Have You Visited the DataLake Yet?

Teja Manakame, Senior Director-Data Intelligence, Dell IT

In the era of ever exploding data volume and the realization of the value this data can bring to business, IT organizations have an upheav­ing challenge to capture and store all forms of data to derive insights from them. Faced with humongous volume and the heterogene­ous types of data, organizations need more than just a traditional data management or a data warehouse. They need something innovative that can offer better agility and flexibility to manage their Big Data.

With the exposure to cloud based technologies, busi­nesses are uniquely positioned to be more informed than ever before; they want to make better data-driven deci­sions and in turn expect that the latest analytic tech­nologies be available at their fingertips. The super con­nected network of people, processes, data and tools is disrupting both the implementation and consumption of traditional data management and its analytics. IT now needs tore-position itself towards a more efficient, cost-effective, self-service model to meet these demands.

Data Lakeis a relatively a new and increasingly popu­lar way to store and analyze data that addresses many of these challenges. A Data Lake is a pool of unstruc­tured and structured data coming from different sourc­es, stored as-is, without a specific purpose in mind, that can be “built on multiple technologies such as Hadoop, NoSQL, any Simple Storage Service, a relational data­base, or various combinations thereof,” saved on usually low commodity hardware.

With the growing popularity of Hadoop as the Big Data analytics platform, this solution helps speed time to insights into data from multiple dimensions and re­duces the risks and costs associated with deploying new systems or extending existing ones as business needs change. One of the basic ten­ets of Hadoop and distributed computing is the notion of moving the compute to the data, rather than the re­verse. The Hadoop –based datalake is gaining in popu­larity because it can capture the volume of big data and other new sources that enterprises want to leverage via analytics, and it does so at a low cost and with good interoperability with other platforms in the dataware­housing world. In this sense, Hadoop and datalakes add value to the Data Warehouse and its environment with­out ripping and replacing mature investments.

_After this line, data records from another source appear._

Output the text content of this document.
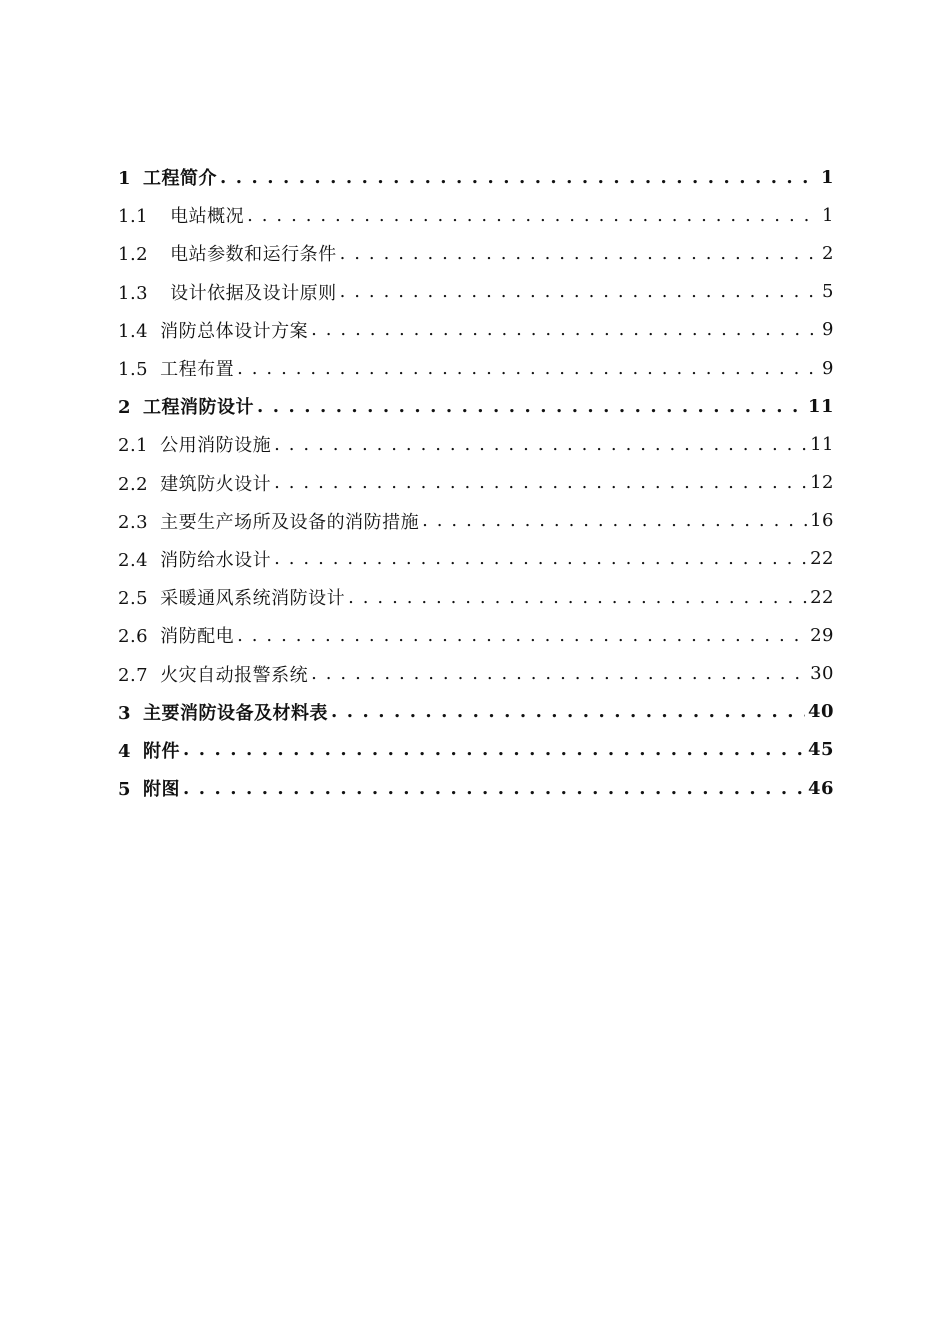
1 工程简介 . . .	1
1.1 电站概况 . . .	1
1.2 电站参数和运行条件 . . .	2
1.3 设计依据及设计原则 . . .	5
1.4 消防总体设计方案 . . .	9
1.5 工程布置 . . .	9
2 工程消防设计 . . .	11
2.1 公用消防设施 . . .	11
2.2 建筑防火设计 . . .	12
2.3 主要生产场所及设备的消防措施 . . .	16
2.4 消防给水设计 . . .	22
2.5 采暖通风系统消防设计 . . .	22
2.6 消防配电 . . .	29
2.7 火灾自动报警系统 . . .	30
3 主要消防设备及材料表 . . .	40
4 附件 . . .	45
5 附图 . . .	46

The data lake and the enterprise data warehouse must both do what they do best and work together as com­ponents of a logical data warehouse. The logical data warehouse, made up of an enterprise data warehouse, a datalake, and a discovery platform to facilitate analyt­ics across the architecture, will determine what data and what analytics to use to answer business needs. Data­Lake also comes with features like SQOOP where load­ing data from Relational Data bases onto HIVE is easy and faster. Data modeling skill is not required and data can be queried leveraging its query features without the knowledge of SQL.

The ability to capture and process this ever growing business data is now possible because of the growth of inexpensive storage and limitless compute, along with the invention of new technologies that enable real-time analysis and a direct connection to action through new applications and products. EMC Isilon is one such example; it has multi-protocol scale-out file storage for DataLake kind of applications.

The new datalake 2.0 strategy expands the datalake to extend from the datacenter to the enterprise edge locations and to your choice of pub­lic or private cloud options. With Isilon CloudPools software, the da­talake can be extended to provide virtually limitless capacity without adding any complexity to store or manage the data.

The Hadoop datalake isn't with­out its challenges. Even experienced Hadoop datalake users say that a successful implementation requires a strong architecture, security gates and disciplined data governance policies- without those things, they warn, datalake systems can be come out-of-control dumping grounds of exploding data.

In conclusion, in the era of Data-Driven Innovation the emer­gence of the data lake comes from the need to manage and exploit new forms of data. Many companies feel like they are on the cutting edge of BigData analytics in the enterprise by leveraging this. More important­ly, it helps with the foundation and tools to use data and analytics to create sustainable, long-term com­petitive differentiation.

The shape of your datalake is determined by what you need to do but cannot with your current data processing architecture. The right datalake can only be created through experimentation. Togeth­er, the data lake and the enterprise data warehouse provide a synergy of capabilities that delivers acceler­ating returns, allowing people to do more with data faster and driv­ing business results. It is a game-changer not because it saves IT a whole bunch of money, but be­cause it can help the business make huge money.